Mas essa dinâmica mudou com a chegada do PlayStation. Ele marcou o início do fim da era dos cartuchos, mas mais do que isso. Os jogos deixavam de ter apenas duas dimensões para ganhar profundidade, gráficos animados, cutscenes e trilhas cinematográficas. Alguns dos principais parceiros da Nintendo – a Square e seus RPGs – abraçaram a causa da Sony e deixaram a Nintendo a ver navios. O Nintendo 64 saiu só em 1996, mas o estrago do PlayStation já estava feito. A Sony acabou se transformando em sinônimo de videogames mais rapidamente do que qualquer um poderia esperar.

E é irônico – para não dizer sensacional – que a Sony só tenha criado seu próprio console porque ficou magoada com a Nintendo. Essa história é impressionante e pouco comentada, mas determinou os rumos da indústria de uma maneira única.

Na metade dos anos 1980, a Nintendo firmou uma parceria com a Sony, então “apenas” uma poderosa fabricante de aparelhos eletrônicos e tecnologia. A ideia era que a empresa ajudasse a Nintendo a criar o chamado SNES-CD, um acessório para seus consoles com a capacidade de ler discos ópticos. Ao mesmo tempo em que desenvolvia o projeto, a Sony também tinha a intenção de produzir sua própria máquina de jogos, o “Play Station”, que além dos discos, também rodaria cartuchos de Super NES/SuperFamicom. Todo o projeto foi vislumbrado e comandado pelo habilidoso engenheiro Ken Kutaragi (que mais tarde ficou conhecido como “o pai do PlayStation”).

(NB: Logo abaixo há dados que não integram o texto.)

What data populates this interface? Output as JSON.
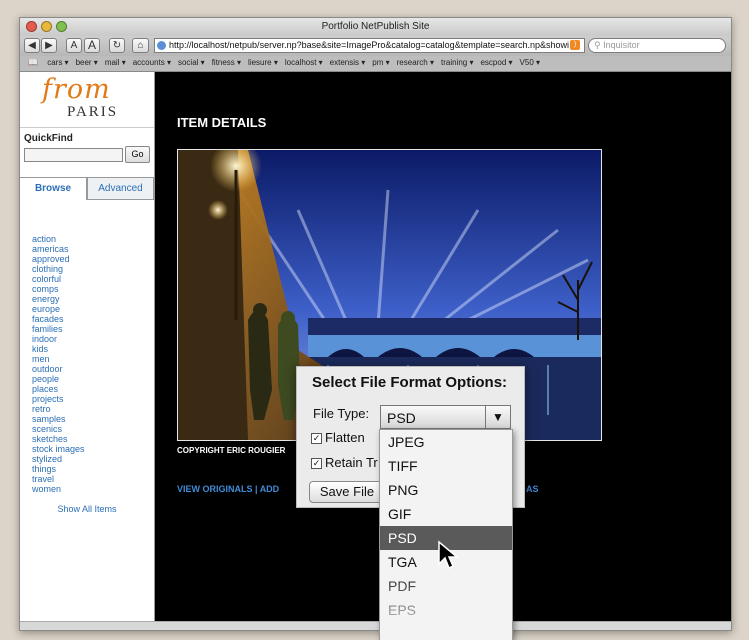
{
  "browser": {
    "window_title": "Portfolio NetPublish Site",
    "url": "http://localhost/netpub/server.np?base&site=ImagePro&catalog=catalog&template=search.np&showi",
    "search_placeholder": "Inquisitor",
    "text_smaller": "A",
    "text_larger": "A",
    "bookmarks": [
      "cars ▾",
      "beer ▾",
      "mail ▾",
      "accounts ▾",
      "social ▾",
      "fitness ▾",
      "liesure ▾",
      "localhost ▾",
      "extensis ▾",
      "pm ▾",
      "research ▾",
      "training ▾",
      "escpod ▾",
      "V50 ▾"
    ]
  },
  "sidebar": {
    "logo_script": "from",
    "logo_sub": "PARIS",
    "quickfind_label": "QuickFind",
    "go_label": "Go",
    "tabs": [
      "Browse",
      "Advanced"
    ],
    "categories": [
      "action",
      "americas",
      "approved",
      "clothing",
      "colorful",
      "comps",
      "energy",
      "europe",
      "facades",
      "families",
      "indoor",
      "kids",
      "men",
      "outdoor",
      "people",
      "places",
      "projects",
      "retro",
      "samples",
      "scenics",
      "sketches",
      "stock images",
      "stylized",
      "things",
      "travel",
      "women"
    ],
    "show_all": "Show All Items"
  },
  "main": {
    "heading": "ITEM DETAILS",
    "copyright": "COPYRIGHT ERIC ROUGIER",
    "actions_left": "VIEW ORIGINALS  |  ADD",
    "actions_right": "AVE AS"
  },
  "dialog": {
    "title": "Select File Format Options:",
    "file_type_label": "File Type:",
    "flatten_label": "Flatten",
    "retain_label": "Retain Tr",
    "save_label": "Save File",
    "selected_type": "PSD",
    "options": [
      "JPEG",
      "TIFF",
      "PNG",
      "GIF",
      "PSD",
      "TGA",
      "PDF",
      "EPS"
    ],
    "highlighted_option": "PSD"
  }
}
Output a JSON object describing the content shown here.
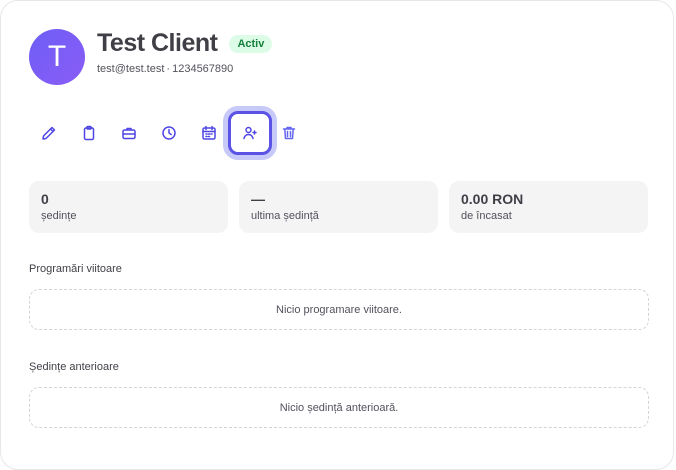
{
  "client": {
    "avatar_initial": "T",
    "name": "Test Client",
    "status": "Activ",
    "email": "test@test.test",
    "separator": "·",
    "phone": "1234567890"
  },
  "actions": [
    {
      "icon": "pencil-icon",
      "label": "edit"
    },
    {
      "icon": "clipboard-icon",
      "label": "notes"
    },
    {
      "icon": "briefcase-icon",
      "label": "services"
    },
    {
      "icon": "clock-icon",
      "label": "history"
    },
    {
      "icon": "calendar-icon",
      "label": "schedule"
    },
    {
      "icon": "user-plus-icon",
      "label": "invite",
      "active": true
    },
    {
      "icon": "trash-icon",
      "label": "delete"
    }
  ],
  "stats": [
    {
      "value": "0",
      "label": "ședințe"
    },
    {
      "value": "—",
      "label": "ultima ședință"
    },
    {
      "value": "0.00 RON",
      "label": "de încasat"
    }
  ],
  "upcoming": {
    "title": "Programări viitoare",
    "empty_text": "Nicio programare viitoare."
  },
  "past": {
    "title": "Ședințe anterioare",
    "empty_text": "Nicio ședință anterioară."
  },
  "colors": {
    "accent": "#5b52e6",
    "badge_bg": "#dcfce7",
    "badge_text": "#15803d"
  }
}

Só que as empresas nunca se entenderam bem em relação ao lado financeiro do negócio – resumindo, “quem ficará com os lucros?”. O contrato entre ambas não era claro e continha várias brechas. Após muito bate-boca nos bastidores e idas e vindas (a história é tão complexa que é impossível saber quem estava certo e quem estava errado), a Nintendo cancelou sua parte do acordo e foi fazer parceria com a Phillips (e como bem sabemos, isso não resultou em qualquer produto relevante). A parceria com a Sony, porém, rendeu um detalhe importante à arquitetura do Super Nintendo: o chip de som do console, criado também por Kutaragi.

As diferenças entre as empresas acabaram se resolvendo, mas não o suficiente para deixar a Sony satisfeita. A humilhação havia sido grande e o orgulho da fabricante ficou ferido (não se mexe com o orgulho de uma empresa japonesa e se sai impune). Mesmo contrariando as vontades de parte dos executivos da velha guarda da empresa, a Sony resolveu apostar na indústria dos videogames. Pegou o projeto do Play Station e investiu pesado no desenvolvimento. Um belo dia, revelou ao mundo que lançaria sua própria máquina de jogos independente. E no final de 1994, colocou no mercado japonês o Sony PlayStation (agora com uma palavra só). No ano seguinte, o produto desembarcou nos Estados Unidos e na Europa.

O resto, como dizem, é história. A Sony se tornou sinônimo de videogames para uma enorme parcela do novo público e jamais abandonou o papel de protagonista da indústria, mesmo com dificuldades financeiras causadas pelo alto custo de desenvolvimento de suas máquinas futuras. A Nintendo, por sua vez, amargou um baque do qual demorou a se recuperar – só voltou a ter grande sucesso com consoles quando se afastou completamente da briga, que agora além da Sony, contava também com a presença da Microsoft e o Xbox. O Wii (de 2006) foi uma volta às origens, e só recolocou a Nintendo novamente no topo das vendas porque ela já não competia mais de igual para igual com as rivais, tecnicamente falando: a empresa do Super Mario voltou a vencer pelas boas ideias e pelos personagens, e não pelo avanço tecnológico e os gráficos proporcionados por sua máquina.

A única certeza é a de que uma parceria consolidada entre Nintendo e Sony daria um rumo totalmente diferente à indústria dos games como hoje a conhecemos. Será que a Microsoft teria enfim entrado na jogada, ou será que outros fabricantes em atividade na época, como Sega, NEC e Atari, continuariam a ter papéis de destaque? Também é impossível não questionar: será que a Nintendo se arrependeu amargamente de ter rompido o acordo com a Sony?

De qualquer modo, é interessante constatar como uma indústria de games completamente diferente foi determinada a partir dos destroços de uma parceria esfacelada. O velho ditado diz que para algo novo surgir, é preciso que alguma coisa seja destruída antes. No caso dos consoles de videogames, foi exatamente isso o que aconteceu.